"Malcolm Harris" - The Get Lost Generation

http://www.commondreams.org/view/2011/08/21
Ask a headline writer at any paper of record and they’ll tell you that today’s young people are “The Lost Generation.” They tend to use this label as if Hemingway and Fitzgerald hadn’t stumbled their way through half the bars in Paris under the same flag. Unfortunately, the youths of today aren’t lost in a morass of sex, art, booze, and politics (not necessarily in that order), but rather can’t find a path through the haze of economic insecurity and impending ecological catastrophe. The current use of the term draws less from those charmed ex-pats than from “The Lost Decade”, the name given to Japan’s period of economic stagnation during the 90′s.

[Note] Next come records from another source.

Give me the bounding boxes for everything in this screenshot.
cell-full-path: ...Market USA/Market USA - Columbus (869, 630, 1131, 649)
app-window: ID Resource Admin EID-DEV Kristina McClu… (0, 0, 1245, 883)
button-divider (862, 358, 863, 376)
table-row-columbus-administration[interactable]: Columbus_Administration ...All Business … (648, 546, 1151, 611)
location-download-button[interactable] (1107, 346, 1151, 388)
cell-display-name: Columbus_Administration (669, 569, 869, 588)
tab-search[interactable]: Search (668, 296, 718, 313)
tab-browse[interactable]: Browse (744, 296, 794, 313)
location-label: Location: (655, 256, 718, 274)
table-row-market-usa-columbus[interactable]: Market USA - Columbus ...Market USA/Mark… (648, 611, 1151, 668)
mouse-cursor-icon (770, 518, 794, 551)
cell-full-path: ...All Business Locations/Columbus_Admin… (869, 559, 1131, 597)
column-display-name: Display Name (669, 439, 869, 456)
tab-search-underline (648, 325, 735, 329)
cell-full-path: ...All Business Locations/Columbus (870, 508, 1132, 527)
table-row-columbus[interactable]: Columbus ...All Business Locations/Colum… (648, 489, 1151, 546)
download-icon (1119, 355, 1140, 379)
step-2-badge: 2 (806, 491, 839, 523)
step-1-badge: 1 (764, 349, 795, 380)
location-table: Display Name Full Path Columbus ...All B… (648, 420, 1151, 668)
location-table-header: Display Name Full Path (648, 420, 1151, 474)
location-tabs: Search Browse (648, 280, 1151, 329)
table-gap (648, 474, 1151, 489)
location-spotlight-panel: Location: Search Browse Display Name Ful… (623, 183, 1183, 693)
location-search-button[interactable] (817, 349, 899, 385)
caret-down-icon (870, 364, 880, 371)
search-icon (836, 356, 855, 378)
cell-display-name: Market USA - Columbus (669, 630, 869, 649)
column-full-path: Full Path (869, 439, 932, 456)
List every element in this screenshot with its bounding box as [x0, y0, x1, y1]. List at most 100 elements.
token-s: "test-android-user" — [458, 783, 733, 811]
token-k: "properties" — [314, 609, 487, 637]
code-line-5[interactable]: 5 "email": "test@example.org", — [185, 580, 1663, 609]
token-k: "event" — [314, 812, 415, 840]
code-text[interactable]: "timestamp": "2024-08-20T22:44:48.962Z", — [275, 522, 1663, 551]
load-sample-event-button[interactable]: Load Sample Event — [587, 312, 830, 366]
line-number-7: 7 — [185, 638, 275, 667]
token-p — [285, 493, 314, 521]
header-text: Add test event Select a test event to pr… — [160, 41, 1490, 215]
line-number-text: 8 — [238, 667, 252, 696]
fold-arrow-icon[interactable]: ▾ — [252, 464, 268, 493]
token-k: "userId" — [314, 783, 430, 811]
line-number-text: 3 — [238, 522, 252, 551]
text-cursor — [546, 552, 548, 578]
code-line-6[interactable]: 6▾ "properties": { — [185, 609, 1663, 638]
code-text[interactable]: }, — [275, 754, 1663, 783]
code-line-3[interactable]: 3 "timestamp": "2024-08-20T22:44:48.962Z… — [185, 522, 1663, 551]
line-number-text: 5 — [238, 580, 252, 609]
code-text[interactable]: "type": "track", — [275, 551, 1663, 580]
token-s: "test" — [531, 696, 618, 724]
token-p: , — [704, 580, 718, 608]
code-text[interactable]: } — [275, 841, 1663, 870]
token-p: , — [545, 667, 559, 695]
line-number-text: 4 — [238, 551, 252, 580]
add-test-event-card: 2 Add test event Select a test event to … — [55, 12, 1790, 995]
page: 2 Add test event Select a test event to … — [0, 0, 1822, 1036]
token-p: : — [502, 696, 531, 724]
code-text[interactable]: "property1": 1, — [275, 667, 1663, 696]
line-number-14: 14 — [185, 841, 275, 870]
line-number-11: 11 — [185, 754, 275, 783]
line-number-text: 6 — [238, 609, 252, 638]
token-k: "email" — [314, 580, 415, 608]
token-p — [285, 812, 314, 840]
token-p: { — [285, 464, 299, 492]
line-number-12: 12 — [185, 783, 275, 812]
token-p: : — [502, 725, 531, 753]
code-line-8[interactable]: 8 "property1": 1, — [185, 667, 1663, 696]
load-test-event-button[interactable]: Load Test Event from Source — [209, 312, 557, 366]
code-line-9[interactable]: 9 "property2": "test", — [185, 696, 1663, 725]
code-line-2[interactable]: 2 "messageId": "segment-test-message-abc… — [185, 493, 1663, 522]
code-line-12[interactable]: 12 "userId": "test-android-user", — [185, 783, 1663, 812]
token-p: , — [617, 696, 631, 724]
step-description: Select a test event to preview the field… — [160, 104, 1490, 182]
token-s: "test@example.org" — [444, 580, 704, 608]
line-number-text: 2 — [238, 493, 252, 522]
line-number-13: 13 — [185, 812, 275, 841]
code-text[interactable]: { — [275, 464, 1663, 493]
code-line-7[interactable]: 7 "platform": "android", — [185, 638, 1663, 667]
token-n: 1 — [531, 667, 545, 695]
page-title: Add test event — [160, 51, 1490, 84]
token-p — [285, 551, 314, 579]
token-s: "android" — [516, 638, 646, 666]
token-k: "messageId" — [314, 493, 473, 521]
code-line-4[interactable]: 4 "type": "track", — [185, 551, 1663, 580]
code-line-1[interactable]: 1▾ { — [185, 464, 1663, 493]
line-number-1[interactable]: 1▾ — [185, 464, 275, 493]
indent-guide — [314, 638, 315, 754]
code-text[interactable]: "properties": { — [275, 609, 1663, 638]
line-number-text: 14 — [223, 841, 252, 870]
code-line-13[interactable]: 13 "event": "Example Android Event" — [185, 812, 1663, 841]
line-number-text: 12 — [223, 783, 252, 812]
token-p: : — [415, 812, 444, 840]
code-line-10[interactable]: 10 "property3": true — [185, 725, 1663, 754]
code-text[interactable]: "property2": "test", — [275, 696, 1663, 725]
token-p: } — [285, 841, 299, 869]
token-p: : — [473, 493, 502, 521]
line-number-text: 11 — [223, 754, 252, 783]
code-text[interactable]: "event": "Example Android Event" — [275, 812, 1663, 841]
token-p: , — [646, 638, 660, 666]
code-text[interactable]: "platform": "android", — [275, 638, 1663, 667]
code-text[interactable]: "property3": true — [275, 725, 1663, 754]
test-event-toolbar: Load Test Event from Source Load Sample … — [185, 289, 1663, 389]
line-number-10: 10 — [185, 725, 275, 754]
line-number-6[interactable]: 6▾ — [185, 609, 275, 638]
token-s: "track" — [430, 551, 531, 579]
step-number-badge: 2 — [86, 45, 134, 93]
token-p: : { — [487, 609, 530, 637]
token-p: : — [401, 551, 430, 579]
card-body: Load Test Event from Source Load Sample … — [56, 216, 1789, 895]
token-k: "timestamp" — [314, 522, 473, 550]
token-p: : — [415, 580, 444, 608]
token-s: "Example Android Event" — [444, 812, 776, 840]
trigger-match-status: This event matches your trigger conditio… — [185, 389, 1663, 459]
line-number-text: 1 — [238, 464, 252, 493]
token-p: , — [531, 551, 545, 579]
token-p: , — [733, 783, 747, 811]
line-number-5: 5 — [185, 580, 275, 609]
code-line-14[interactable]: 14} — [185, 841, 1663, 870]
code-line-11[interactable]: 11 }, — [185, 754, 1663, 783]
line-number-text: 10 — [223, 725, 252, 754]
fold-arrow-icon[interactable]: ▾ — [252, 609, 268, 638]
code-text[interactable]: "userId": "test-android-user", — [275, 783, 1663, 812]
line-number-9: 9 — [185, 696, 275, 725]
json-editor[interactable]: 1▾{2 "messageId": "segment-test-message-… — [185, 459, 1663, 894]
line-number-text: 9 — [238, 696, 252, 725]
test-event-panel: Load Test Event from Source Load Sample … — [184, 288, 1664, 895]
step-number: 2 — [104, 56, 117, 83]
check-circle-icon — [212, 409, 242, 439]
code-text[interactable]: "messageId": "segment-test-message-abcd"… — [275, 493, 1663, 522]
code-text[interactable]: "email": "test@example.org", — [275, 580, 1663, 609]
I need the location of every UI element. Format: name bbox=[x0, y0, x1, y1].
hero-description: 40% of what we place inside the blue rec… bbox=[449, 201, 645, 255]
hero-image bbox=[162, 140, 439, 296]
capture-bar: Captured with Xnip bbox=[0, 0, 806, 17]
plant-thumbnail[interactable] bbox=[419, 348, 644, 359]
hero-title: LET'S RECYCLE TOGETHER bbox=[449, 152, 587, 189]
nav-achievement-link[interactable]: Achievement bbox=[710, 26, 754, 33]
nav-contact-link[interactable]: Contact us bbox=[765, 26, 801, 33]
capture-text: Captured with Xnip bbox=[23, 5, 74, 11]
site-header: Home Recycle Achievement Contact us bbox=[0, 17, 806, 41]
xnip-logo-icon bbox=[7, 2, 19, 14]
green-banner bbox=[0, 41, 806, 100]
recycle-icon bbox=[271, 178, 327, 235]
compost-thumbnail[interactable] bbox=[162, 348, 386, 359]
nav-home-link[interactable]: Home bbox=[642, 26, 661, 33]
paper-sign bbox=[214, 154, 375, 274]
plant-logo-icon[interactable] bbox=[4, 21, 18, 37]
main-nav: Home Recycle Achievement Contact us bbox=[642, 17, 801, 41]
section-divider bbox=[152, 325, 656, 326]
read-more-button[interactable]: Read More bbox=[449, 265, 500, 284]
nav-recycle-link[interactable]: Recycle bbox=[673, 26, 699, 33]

But the two uses point towards different aspects of sociohistorical lostness: one is about a generation not knowing what to do with its capacity within society, the other about a society that doesn’t know what to do with its capacity for generation, a world that seems to have already made too much of everything. It is unclear in which way my generation is lost, whether it refers to the seemingly misdirected lives of 20-somethings or our potential that may go unrealized due to the employment crisis and over-production - unless we open new paths. Having read the essays that follow, I think it’s a bit of both.
Of course the absent jobs that could make us “productive” members of society go a long way toward answering the question of direction. Young people are semi-autonomous when it comes to our life choices, but we are subject as a population to economic and environmental conditions; one could say we are lost because we have been lost. Even so, we don’t seem to be going anywhere. The new phase of “emerging adulthood” described in the now infamous New York Times Magazine article on 20-somethings involves a return to the parents’ home, (as in Lauren Westerfield’s “Flexible Lives, Flexible Relationships.”) Nothing could be more found. There is also some irony in calling the most connected generation in the history of mankind “lost.” The phone in my pocket can not only tell me where I am, but where I might want to go next and how to get there. There are ways in which we could not get lost if we tried.